Immediately after San Jose’s Measure B passed last week, the unions filed a court challenge against the initiative. Measure B reduces benefits for current public employees; they will have a choice between a new, lower-benefit retirement package or keeping their current benefit plan but contributing more to pay for it. In the private sector, employers can reduce employee-pension benefits going forward, but in California, anyway, the courts have prohibited benefit reductions for public employees.
San Jose officials argue that they’re legally in the right because of specific city ordinances and because of the municipality’s status in California as a “charter city.” Mayor Chuck Reed explained in response to the union lawsuit: “Measure B was carefully crafted to follow California law. San Jose is a charter city and the California Constitution gives charter cities ‘plenary authority’ to provide in their charters for the compensation of their employees. San Jose’s City Charter reserves the right of the City Council and the voters to make changes to employees’ retirement benefits: ‘. . . the Council may at any time, or from time to time, amend or otherwise change any retirement plan or plans or adopt or establish a new or different plan or plans for all or any officers or employees.’” …

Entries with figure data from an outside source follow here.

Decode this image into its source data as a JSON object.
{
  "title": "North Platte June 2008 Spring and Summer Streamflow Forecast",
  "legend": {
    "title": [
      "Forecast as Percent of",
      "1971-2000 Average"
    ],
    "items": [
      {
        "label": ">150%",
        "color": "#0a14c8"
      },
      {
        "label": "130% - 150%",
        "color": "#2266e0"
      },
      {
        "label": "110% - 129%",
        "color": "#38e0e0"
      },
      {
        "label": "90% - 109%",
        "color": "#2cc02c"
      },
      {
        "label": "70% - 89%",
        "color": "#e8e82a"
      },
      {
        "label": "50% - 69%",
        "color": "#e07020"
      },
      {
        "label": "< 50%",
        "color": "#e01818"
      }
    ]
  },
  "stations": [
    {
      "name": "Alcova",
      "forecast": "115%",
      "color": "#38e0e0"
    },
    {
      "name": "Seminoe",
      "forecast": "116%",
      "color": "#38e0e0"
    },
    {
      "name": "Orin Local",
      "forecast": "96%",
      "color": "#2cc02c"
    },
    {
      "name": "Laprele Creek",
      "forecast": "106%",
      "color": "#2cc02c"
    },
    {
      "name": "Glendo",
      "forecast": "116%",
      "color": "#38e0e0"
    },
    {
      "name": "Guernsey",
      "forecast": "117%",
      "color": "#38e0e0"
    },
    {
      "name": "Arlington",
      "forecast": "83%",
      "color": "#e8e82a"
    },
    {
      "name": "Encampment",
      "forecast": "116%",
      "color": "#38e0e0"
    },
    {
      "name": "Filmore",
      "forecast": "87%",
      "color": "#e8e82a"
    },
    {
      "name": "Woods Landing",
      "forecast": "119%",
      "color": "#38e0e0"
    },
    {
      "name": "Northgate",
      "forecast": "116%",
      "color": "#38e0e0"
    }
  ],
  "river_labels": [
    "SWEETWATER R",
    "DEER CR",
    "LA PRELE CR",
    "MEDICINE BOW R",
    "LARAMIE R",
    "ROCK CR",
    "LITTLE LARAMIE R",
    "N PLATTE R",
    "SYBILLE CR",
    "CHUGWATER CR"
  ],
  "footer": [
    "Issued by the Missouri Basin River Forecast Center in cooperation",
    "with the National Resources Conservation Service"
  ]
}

So the results in deep-blue California are clear. Even in Democratic Party bastions, such as San Jose, voters said “yes” to pension reform and “no” to union priorities by an overwhelming majority. As I wrote previously for City Journal, San Jose’s Reed made the progressive case for pension reform: he argued that the government programs liberal Democrats care about are endangered by a pension burden that now consumes 20 percent of the city’s general-fund budget. He distinguished between union Democrats and progressives, a distinction that will serve pension reformers well as proposals go forward in blue states.